Jeder liest ein Buch anders, denn das Gelesene wird Gast in unserem Kopf. Dieser Gast kann ein Kurzaufenthalt sein oder länger in uns verweilen. Denn wir leben alle in der ungeheuren Welt in uns. Sei diese im Kopf oder im Herzen. Wir alle leben zwar in der gemeinsamen Welt und doch nehmen wir diese durch unsere Wahrnehmung auf und sie sickert durch unsere Lebensmembran und erschafft ein individuelles Bewusstsein. Wir lassen das Äußere in uns wirken und schaffen durch selektive Wahrnehmung unseren Resonanzraum. Wir bewegen uns somit mit unserem eigenen kleinen Gedankenglobus durch die Umgebung, wie ein Taxifahrer, der zuweilen Gäste aufnimmt und sich und diese durch die Lebensräume chauffiert. Was passiert, wenn sich die realen Fahrgäste mit fiktiven Charakteren aus der Literatur vermengen. Wenn der Taxifahrende in seinen Pausen Kafka liest und sich kurz darauf eine Figur aus der erträumten Kafka-Welt in das Leben, in das Auto eines Wiener Taxifahrers begibt? Dies ist der Anfang einer Abenteuerfahrt, ein kafkaeskes „Night on Earth“.
Das Buch ist unterhaltsam, klug und sehr kurzweilig. Während wir lesen, werden wir selbst ein Teil des Werkes, denn die Stimmen werden immer lebendiger und das Spiel, das sehr bühnenreif ist, beginnt. Ein Taxi als Bühne für das Drama. Alles was passiert, geschieht in dieser Welt, dem realen Umfeld und dem erträumten oder erdachten Dasein. Wir fahren durch Wien, durch die Hirnwindungen eines Mannes, der Kafka liest und Fahrgäste kutschiert. Er hält Zwiegespräch, er redet und diese Dialogform setzt sich fort und bildet den Text des Romans. Dieser Kunstgriff, die Dialoge geben dem Wort sehr viel Resonanzraum für Gedanken, Interpretationen, Witz und Emotion. Immer wieder taucht dann auch noch Kafka auf. Als Zitat oder als Motiv. Dadurch wird dieser Ritt aber nicht schwerfällig, sondern erhält sogar etwas sehr Leichtes, Humorvolles und Erstaunliches.
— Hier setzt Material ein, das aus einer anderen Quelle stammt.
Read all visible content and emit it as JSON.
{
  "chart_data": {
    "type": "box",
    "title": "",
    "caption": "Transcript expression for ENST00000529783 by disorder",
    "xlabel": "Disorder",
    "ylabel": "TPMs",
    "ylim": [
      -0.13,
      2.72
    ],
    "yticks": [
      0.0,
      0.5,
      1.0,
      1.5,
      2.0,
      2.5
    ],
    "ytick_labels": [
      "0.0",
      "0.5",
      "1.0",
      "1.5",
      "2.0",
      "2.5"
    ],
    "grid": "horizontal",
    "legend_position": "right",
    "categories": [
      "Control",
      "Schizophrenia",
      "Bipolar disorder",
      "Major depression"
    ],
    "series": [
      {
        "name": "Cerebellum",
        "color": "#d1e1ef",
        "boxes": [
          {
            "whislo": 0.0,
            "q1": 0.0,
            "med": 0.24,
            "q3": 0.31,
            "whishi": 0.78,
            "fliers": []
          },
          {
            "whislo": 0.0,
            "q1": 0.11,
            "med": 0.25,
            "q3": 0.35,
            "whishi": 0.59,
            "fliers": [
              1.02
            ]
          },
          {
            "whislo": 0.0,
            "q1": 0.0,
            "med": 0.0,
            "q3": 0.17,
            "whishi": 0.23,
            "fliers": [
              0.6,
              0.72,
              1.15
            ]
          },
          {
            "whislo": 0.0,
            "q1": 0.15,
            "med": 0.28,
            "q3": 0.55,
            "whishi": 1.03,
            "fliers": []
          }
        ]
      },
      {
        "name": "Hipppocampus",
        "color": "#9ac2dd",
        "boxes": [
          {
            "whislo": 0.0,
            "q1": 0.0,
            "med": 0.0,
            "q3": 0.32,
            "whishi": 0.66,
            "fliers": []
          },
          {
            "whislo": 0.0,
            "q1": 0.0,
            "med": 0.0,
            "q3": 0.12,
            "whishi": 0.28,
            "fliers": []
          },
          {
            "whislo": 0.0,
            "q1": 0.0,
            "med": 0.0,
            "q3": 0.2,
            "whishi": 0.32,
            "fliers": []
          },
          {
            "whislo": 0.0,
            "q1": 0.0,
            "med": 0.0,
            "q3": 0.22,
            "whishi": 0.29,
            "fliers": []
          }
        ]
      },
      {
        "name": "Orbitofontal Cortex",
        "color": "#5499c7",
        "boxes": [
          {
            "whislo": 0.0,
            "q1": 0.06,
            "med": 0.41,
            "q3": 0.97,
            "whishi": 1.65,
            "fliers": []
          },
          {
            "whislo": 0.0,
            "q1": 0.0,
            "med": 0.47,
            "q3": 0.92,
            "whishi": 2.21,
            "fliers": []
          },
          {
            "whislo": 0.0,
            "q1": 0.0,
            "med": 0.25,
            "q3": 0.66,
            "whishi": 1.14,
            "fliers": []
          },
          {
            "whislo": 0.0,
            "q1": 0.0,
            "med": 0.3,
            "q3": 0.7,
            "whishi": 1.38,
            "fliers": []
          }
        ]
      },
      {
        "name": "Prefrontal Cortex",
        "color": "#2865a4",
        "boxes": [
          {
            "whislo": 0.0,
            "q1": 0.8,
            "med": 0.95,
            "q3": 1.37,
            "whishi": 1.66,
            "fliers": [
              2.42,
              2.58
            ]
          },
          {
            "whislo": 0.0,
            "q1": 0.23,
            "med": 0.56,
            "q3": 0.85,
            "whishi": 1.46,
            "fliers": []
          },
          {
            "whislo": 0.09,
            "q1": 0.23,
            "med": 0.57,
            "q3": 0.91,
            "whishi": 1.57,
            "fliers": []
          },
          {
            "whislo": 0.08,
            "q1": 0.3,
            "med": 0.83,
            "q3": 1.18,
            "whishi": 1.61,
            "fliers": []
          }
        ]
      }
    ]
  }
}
Sascha sitzt in seinem Taxi, wartet auf Fahrgäste, hört Jazz und führt ein inniges Gespräch mit Milo. Dieses eigensinnige Gespräch gibt den Rahmen, die Regieanweisung und baut die Szenerien auf. Sascha liest gerne, aber nur echtes, also keine Fiktionalisierung. Romane vermeidet er. Er liest gerne Kafka, seine Tagebücher, die immer mehr in seinem gestalterischen Kopf einwirken. Bis plötzlich die Tänzerin Eduardowa mit ihrem Liebhaber ins Taxi einsteigt. Ab diesem Moment verweben sich alle Wahrnehmungen. Die Handlung wird immer spannender. Die Literatur wird lebendig und eine Fahrt durch Wien beginnt, die den Zielort kunstvoll ausdehnt.
Es geht um Liebe, Schmerz und Einsamkeit. In der Reduktion des Textes eröffnet sich die Emotionalität des ganzen Lebens. Traum trifft auf Wirklichkeit und wird Literatur. Das Leben außerhalb und innerhalb eines Taxis zeigt uns die ungeheure Welt in unseren Köpfen, die nur Literatur zu erschaffen vermag.